Analyzing Historical History Dissertations: Page Counts

library(dplyr)
## 
## Attaching package: 'dplyr'
## 
## The following objects are masked from 'package:stats':
## 
##     filter, lag
## 
## The following objects are masked from 'package:base':
## 
##     intersect, setdiff, setequal, union
library(ggplot2)
library(reshape2)
library(knitr)
source("load.r")
opts_chunk$set(fig.width = 16, height = 14)
theme_set(theme_gray(base_size = 12))
# Some standard scales for chart labels
short_scale <- scale_x_continuous(breaks = seq(1950, 2010, 10), labels = seq(1950, 
    2010, 10), limits = c(1945, 2012))

long_scale <- scale_x_continuous(breaks = seq(1880, 2010, 10), labels = seq(1880, 
    2010, 10), limits = c(1878, 2012))

page_scale <- function(min_pages, max_pages, increment) {
    scale <- scale_y_continuous(breaks = seq(min_pages, max_pages, increment), 
        labels = seq(min_pages, max_pages, increment), limits = c(min_pages, 
            max_pages))
    return(scale)
}

The first question anyone writing a dissertation probably asks is, How long should this thing be? When Michael Beck looked at data from the University of Minnesota, he found that history dissertations were the longest. Ben Schmidt found that the average length of history dissertations at Princeton varied quite a bit, from a peak of about 425 pages on average around 1995 to a low of slightly more than 250 pages on average around 2006 or 2007. Ben also concluded that “300 pages is the normal length.”

Using the ProQuest data, we can see how history dissertations varied in length over time:

ggplot(h_diss, aes(x = year, y = pages)) + geom_jitter(alpha = 0.05) + geom_smooth(color = "red") + 
    long_scale + ggtitle("Page Count of History Dissertations, 1878-2012") + 
    xlab(NULL) + ylab("Pages") + page_scale(0, 1500, 100)
## geom_smooth: method="auto" and size of largest group is >=1000, so using gam with formula: y ~ s(x, bs = "cs"). Use 'method = x' to change the smoothing method.
## Warning: Removed 2070 rows containing missing values (stat_smooth).
## Warning: Removed 3064 rows containing missing values (geom_point).

plot of chunk pages-since-1878

The more useful view is to look at just dissertations since 1945:

ggplot(h_diss, aes(x = year, y = pages)) + geom_jitter(alpha = 0.05) + geom_smooth(color = "red") + 
    short_scale + ggtitle("Page Count of History Dissertations, 1945-2012") + 
    xlab(NULL) + ylab("Pages") + page_scale(0, 600, 50)
## geom_smooth: method="auto" and size of largest group is >=1000, so using gam with formula: y ~ s(x, bs = "cs"). Use 'method = x' to change the smoothing method.
## Warning: Removed 7033 rows containing missing values (stat_smooth).
## Warning: Removed 8018 rows containing missing values (geom_point).
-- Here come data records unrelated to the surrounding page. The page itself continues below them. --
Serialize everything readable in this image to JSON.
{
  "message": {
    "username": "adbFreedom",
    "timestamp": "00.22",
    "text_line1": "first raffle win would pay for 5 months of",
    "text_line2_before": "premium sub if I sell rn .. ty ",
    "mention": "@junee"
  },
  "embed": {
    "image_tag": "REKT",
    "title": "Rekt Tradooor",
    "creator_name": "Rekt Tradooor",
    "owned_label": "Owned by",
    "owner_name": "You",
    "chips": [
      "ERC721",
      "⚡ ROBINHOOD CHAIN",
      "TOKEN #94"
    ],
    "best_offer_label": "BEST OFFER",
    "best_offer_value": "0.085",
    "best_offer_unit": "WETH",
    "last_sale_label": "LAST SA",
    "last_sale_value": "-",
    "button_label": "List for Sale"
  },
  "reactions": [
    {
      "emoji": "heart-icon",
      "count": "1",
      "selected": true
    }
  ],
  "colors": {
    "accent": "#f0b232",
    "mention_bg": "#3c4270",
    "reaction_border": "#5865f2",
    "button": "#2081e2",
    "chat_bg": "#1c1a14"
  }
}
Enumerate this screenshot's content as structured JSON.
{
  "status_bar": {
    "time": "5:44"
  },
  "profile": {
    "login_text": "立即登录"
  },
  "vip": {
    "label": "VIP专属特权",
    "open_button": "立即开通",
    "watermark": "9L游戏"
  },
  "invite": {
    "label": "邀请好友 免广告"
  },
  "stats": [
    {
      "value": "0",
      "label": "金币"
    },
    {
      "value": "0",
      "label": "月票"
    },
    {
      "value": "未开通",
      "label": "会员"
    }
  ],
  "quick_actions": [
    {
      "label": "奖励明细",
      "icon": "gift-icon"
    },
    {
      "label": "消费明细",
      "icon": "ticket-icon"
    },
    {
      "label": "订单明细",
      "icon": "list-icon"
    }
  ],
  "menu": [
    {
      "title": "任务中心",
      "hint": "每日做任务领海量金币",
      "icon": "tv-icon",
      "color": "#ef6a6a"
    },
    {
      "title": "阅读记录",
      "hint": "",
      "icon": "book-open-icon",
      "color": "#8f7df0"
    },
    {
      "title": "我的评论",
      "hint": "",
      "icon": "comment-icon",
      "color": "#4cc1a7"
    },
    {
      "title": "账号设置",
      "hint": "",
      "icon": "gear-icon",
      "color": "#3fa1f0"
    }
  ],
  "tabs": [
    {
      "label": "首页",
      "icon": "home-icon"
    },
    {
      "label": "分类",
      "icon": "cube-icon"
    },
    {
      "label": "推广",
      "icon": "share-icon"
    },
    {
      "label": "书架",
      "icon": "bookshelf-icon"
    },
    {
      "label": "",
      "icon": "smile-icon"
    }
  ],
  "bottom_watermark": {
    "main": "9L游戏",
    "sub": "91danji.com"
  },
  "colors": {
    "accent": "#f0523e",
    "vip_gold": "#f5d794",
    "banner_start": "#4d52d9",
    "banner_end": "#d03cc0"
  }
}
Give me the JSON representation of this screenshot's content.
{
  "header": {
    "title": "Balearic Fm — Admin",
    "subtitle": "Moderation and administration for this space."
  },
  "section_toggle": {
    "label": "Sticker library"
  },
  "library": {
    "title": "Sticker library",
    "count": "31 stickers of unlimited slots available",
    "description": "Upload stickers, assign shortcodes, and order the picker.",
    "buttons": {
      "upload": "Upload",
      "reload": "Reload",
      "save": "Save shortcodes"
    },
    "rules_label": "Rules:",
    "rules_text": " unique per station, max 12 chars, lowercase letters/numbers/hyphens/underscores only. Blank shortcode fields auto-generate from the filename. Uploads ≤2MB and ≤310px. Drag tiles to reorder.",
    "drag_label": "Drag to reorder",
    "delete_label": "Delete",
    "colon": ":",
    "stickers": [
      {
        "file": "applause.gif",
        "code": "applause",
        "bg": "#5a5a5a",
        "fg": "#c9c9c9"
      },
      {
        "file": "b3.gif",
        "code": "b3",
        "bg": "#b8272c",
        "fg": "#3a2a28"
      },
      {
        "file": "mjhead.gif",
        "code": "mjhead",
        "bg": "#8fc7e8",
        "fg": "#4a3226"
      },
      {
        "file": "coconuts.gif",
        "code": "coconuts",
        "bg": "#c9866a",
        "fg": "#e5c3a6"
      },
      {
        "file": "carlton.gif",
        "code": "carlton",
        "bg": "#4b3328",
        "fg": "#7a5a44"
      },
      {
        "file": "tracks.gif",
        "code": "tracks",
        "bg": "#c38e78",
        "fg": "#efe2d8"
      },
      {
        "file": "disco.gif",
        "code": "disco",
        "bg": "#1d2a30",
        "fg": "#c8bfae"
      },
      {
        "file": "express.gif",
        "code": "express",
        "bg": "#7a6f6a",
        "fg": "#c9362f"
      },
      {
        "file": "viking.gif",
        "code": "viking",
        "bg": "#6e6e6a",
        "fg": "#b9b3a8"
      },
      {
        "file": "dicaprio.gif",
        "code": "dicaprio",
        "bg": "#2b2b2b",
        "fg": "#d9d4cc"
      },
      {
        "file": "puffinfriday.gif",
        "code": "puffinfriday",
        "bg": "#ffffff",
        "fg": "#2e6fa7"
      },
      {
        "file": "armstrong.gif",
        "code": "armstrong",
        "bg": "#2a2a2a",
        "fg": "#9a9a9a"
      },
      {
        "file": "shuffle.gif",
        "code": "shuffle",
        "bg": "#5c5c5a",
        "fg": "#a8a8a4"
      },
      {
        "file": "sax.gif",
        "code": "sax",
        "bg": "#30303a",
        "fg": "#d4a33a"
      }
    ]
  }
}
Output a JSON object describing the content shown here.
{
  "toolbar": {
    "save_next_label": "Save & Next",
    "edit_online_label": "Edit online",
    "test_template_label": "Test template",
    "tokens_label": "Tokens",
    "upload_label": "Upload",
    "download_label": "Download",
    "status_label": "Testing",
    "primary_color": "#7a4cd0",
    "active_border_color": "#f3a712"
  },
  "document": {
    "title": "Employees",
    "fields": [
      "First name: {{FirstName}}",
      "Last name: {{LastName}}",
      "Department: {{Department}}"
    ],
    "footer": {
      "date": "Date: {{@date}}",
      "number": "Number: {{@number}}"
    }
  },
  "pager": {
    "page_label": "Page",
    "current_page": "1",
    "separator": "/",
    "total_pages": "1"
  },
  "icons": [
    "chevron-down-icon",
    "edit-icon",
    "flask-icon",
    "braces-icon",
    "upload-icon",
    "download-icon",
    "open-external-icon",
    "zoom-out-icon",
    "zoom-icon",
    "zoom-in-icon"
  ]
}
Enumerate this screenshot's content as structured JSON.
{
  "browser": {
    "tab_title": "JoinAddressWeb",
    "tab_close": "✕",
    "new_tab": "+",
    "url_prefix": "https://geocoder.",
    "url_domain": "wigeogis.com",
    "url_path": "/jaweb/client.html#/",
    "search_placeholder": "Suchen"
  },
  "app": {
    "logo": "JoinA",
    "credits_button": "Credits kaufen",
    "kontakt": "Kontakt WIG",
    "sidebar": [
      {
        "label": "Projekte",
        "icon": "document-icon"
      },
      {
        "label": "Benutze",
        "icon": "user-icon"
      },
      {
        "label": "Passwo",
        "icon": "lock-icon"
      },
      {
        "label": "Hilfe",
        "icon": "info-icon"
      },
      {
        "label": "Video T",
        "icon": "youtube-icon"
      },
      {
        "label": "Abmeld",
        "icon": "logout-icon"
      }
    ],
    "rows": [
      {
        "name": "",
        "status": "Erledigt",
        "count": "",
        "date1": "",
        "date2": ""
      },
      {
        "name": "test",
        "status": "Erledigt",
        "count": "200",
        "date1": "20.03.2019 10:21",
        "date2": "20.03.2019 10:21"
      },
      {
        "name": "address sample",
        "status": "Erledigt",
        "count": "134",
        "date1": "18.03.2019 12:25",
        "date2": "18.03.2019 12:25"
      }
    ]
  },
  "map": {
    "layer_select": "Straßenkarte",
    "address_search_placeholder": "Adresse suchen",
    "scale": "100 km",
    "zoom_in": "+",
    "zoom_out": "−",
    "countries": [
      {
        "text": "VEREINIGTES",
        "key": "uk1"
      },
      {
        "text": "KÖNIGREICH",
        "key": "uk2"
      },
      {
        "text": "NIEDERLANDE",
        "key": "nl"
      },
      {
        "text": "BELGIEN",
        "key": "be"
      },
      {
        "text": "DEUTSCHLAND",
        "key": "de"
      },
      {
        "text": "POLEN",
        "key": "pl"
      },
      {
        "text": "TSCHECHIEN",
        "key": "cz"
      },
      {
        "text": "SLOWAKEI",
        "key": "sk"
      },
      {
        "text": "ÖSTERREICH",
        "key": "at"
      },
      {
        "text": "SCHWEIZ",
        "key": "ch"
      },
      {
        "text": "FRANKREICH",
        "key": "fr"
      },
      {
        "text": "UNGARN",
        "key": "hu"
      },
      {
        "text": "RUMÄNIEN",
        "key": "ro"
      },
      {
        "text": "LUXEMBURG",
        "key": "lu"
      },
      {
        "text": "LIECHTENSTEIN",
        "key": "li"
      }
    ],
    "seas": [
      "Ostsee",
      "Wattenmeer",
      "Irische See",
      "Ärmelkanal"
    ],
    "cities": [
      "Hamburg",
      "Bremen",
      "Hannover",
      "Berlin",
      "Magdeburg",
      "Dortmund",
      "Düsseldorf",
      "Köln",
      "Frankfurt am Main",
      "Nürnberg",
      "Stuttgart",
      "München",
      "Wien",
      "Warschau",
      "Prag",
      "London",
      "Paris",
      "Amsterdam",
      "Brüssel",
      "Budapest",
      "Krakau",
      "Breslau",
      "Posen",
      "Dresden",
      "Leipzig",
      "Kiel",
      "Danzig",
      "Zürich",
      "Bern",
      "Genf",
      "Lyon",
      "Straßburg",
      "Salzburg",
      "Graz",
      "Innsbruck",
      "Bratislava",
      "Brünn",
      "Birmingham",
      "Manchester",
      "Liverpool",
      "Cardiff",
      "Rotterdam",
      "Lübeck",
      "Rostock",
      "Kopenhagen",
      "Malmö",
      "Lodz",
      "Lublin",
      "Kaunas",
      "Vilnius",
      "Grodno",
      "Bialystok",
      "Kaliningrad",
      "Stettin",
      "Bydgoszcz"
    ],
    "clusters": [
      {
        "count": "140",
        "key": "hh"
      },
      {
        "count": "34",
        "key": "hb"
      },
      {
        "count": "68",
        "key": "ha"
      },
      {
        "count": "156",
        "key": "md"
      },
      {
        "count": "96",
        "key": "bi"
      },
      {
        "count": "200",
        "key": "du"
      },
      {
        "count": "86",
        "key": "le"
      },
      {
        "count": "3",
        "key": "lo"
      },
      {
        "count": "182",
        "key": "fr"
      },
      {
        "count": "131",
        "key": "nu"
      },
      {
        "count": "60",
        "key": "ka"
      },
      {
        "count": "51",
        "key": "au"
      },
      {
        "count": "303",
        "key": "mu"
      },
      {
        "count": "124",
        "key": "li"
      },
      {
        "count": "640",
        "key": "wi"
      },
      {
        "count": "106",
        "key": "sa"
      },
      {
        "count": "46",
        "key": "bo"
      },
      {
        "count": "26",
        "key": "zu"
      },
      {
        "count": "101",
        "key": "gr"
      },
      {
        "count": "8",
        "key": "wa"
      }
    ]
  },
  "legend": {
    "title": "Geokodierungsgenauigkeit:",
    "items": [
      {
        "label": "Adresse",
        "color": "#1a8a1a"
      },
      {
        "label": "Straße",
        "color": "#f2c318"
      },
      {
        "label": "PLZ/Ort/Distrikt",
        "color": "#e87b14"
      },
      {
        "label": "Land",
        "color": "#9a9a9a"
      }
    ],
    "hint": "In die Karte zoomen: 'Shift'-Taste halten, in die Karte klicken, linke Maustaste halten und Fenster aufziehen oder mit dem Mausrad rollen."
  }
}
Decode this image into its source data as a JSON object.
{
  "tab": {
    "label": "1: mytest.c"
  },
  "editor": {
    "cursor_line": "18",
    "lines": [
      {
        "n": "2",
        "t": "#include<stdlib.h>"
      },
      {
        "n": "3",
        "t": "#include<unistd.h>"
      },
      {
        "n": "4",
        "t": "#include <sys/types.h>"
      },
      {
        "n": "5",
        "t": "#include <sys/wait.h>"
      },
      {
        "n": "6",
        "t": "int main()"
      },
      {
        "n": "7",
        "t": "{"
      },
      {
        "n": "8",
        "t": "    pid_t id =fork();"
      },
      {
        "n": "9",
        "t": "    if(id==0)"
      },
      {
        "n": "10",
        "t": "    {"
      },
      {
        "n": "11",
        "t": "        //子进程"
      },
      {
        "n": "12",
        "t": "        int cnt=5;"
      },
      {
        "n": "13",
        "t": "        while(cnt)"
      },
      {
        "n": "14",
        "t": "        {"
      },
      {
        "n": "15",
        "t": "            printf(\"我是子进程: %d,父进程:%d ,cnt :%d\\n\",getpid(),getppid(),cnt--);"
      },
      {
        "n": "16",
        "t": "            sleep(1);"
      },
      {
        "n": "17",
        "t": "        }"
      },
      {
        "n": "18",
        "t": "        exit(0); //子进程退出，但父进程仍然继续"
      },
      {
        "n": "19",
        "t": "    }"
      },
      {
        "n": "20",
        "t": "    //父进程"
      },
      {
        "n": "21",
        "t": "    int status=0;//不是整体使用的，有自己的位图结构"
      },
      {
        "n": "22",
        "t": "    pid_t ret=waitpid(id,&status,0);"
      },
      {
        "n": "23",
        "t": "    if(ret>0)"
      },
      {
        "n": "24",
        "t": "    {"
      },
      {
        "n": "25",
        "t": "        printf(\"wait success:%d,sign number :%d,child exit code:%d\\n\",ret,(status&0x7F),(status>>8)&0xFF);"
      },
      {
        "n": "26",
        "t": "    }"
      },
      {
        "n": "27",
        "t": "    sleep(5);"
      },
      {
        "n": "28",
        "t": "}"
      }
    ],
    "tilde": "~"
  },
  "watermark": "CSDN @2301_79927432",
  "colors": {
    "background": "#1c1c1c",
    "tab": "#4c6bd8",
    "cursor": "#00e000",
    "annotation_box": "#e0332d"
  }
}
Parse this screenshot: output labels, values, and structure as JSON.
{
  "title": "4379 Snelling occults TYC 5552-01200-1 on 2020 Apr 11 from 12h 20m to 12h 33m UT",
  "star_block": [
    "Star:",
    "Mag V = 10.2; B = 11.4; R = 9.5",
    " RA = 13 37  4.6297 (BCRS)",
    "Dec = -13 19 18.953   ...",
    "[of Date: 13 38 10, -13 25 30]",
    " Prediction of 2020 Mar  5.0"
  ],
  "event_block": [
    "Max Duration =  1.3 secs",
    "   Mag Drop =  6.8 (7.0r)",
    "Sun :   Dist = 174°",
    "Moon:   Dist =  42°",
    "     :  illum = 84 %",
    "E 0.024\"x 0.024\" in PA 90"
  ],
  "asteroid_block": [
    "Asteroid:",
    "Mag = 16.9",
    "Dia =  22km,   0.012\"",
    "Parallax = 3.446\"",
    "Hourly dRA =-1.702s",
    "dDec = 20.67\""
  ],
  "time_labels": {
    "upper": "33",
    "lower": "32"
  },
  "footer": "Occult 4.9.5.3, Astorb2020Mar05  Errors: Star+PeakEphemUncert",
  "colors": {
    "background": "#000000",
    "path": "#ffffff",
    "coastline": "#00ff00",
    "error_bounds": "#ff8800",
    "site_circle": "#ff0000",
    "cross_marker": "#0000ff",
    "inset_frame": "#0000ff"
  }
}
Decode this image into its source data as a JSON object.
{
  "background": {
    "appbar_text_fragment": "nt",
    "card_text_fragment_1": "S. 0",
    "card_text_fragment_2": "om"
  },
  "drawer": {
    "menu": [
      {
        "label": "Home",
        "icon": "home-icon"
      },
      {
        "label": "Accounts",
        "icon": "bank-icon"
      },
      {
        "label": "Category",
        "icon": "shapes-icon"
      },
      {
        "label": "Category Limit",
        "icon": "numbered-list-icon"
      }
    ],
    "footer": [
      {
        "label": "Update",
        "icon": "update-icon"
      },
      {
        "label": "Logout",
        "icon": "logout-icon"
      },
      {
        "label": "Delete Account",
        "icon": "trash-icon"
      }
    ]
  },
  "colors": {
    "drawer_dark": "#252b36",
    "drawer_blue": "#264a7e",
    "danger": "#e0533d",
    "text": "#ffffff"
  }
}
plot of chunk pages-since-1945

We can make a few observations. First, the average length of dissertations is remarkably stable. From 1880 to 1930, history dissertations get quite a bit longer. But since from the 1950s to the present, the average length of dissertations has fluctuated within a relatively narrow band. That band is relatively narrow, that is, in relation to the huge overall variation in the length of history dissertations, which have a normal range between 150 and 600 pages. The acceptable range can even go a little lower than 150 pages, and it can go much, much higher than 600 pages.

We can be more precise about typical length of a history dissertation by plotting the mean and median. (If you prefer, you can see that data in tabular form at the end of the post.)

average_pages <- summarise(group_by(h_diss, year), mean = round(mean(pages, 
    na.rm = TRUE)), median = median(pages, na.rm = TRUE))
average_pages <- arrange(average_pages, year)
average_pages_melted <- melt(average_pages, id = "year")
ggplot(average_pages_melted) + geom_line(data = average_pages_melted, aes(x = year, 
    y = value, color = variable)) + short_scale + page_scale(275, 400, 25) + 
    labs(color = NULL) + ylab("Pages") + xlab(NULL) + ggtitle("Mean and Median Length of History Dissertations, 1945-2012")
## Warning: Removed 72 rows containing missing values (geom_path).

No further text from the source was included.